Jesus instructed this rule of love in (John 15:13; John 3:16). We can also look at Romans 5:8 and Ephesians 5:2.
In verses 17-18:
These verses give a demonstration of how to set out our lives for other people. Christians must show their love, and one approach to do that is to give financial or material belongings to help address other people’s issues. This is strikingly like James' lessons (James 2:14-17). How obviously do our activities state that we genuinely love others? Is it true that we are as liberal as we ought to be with our money, time, and assets? We should offer what we have to the individuals who need it (Luke 3:11; 1 John 4:20; Romans 12:9).
That does not mean blindly giving anyone anything. We are to pray for individuals and let the Spirit guide us in how and what to give. One person may need a little bit of financial support but that does not mean that we continually fork over money every time they call.
In verses 19-20:
Many are apprehensive that they do not love others as they ought to. They may feel regretful on the grounds that they think they are not doing enough of what is needed to demonstrate the legitimate love of Christ. So, their conscience begins to irritate them. John had these individuals as a primary concern when he composed this letter. How do we get away from the biting allegations of our own conscience? We should not disregard them or justify our conduct; we should set our hearts to rest in God's affection. (Romans 12:9)

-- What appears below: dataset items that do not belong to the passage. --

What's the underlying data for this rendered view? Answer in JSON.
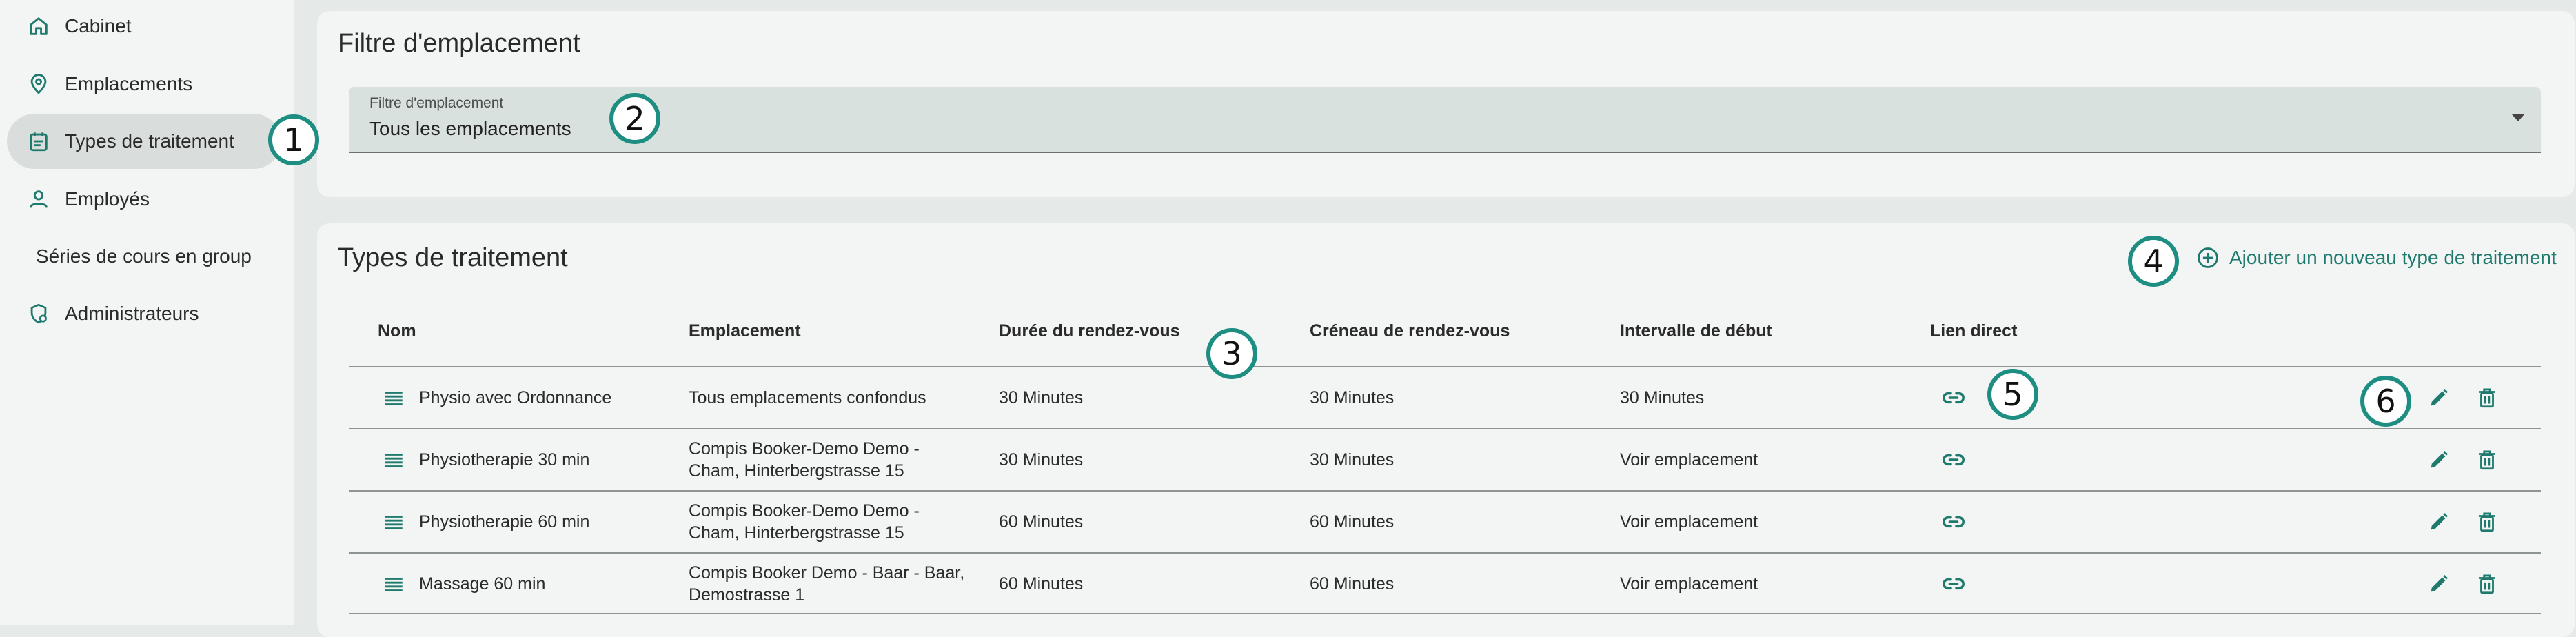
{
  "sidebar": {
    "items": [
      {
        "label": "Cabinet",
        "icon": "home-icon"
      },
      {
        "label": "Emplacements",
        "icon": "location-pin-icon"
      },
      {
        "label": "Types de traitement",
        "icon": "calendar-list-icon",
        "active": true
      },
      {
        "label": "Employés",
        "icon": "person-icon"
      },
      {
        "label": "Séries de cours en group",
        "icon": null
      },
      {
        "label": "Administrateurs",
        "icon": "admin-shield-icon"
      }
    ]
  },
  "filter_card": {
    "title": "Filtre d'emplacement",
    "select_label": "Filtre d'emplacement",
    "select_value": "Tous les emplacements"
  },
  "types_card": {
    "title": "Types de traitement",
    "add_label": "Ajouter un nouveau type de traitement",
    "columns": [
      "Nom",
      "Emplacement",
      "Durée du rendez-vous",
      "Créneau de rendez-vous",
      "Intervalle de début",
      "Lien direct"
    ],
    "rows": [
      {
        "name": "Physio avec Ordonnance",
        "location": "Tous emplacements confondus",
        "duration": "30 Minutes",
        "slot": "30 Minutes",
        "interval": "30 Minutes"
      },
      {
        "name": "Physiotherapie 30 min",
        "location": "Compis Booker-Demo Demo - Cham, Hinterbergstrasse 15",
        "duration": "30 Minutes",
        "slot": "30 Minutes",
        "interval": "Voir emplacement"
      },
      {
        "name": "Physiotherapie 60 min",
        "location": "Compis Booker-Demo Demo - Cham, Hinterbergstrasse 15",
        "duration": "60 Minutes",
        "slot": "60 Minutes",
        "interval": "Voir emplacement"
      },
      {
        "name": "Massage 60 min",
        "location": "Compis Booker Demo - Baar - Baar, Demostrasse 1",
        "duration": "60 Minutes",
        "slot": "60 Minutes",
        "interval": "Voir emplacement"
      }
    ]
  },
  "annotations": [
    "1",
    "2",
    "3",
    "4",
    "5",
    "6"
  ],
  "colors": {
    "accent": "#1f7a6e",
    "badge_ring": "#1e8d82",
    "background": "#e5eae8",
    "card": "#f2f5f4",
    "select_bg": "#d8e1dd"
  }
}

If we feel regretful, we ought to remind ourselves that God sees our hearts and our activities. Our conscience is not as strong as God’s voice of assurance. If we keep ourselves in Christ, he will not denounce us (Romans 8:1; Hebrews 9:14). If we are living for the Lord yet feel we are sufficiently bad, we should remind ourselves that God is greater than anything.
In verses 21-22:
We can come to God unafraid, assured that our requests will be heard, if our conscience is clear. John reaffirms the promise that Jesus gave, “Ask and it shall be given you” (Matthew 7:7). When we obey, we ask in accordance with God's will. This does not imply that we can have anything we want. If we are genuinely looking for God's will, there are a few solicitations that we will not make (Matthew 21:22; John 9:31; James 5:16)
In verses 23-24:
We are to believe on the name of Jesus and in his person as the Son of God. Believing on the name of Jesus signifies that we design our lives after Jesus, to be more similar to him by joining ourselves with him. Dwelling in Christ is a fundamental relationship that shows itself in Christians who keep three basic orders.
The presence of the Spirit is not only spiritual but practical. His presence is verified in our conduct (Romans 8:9; 1 John 2:3; 1 John 2:5; 1 John 2:27).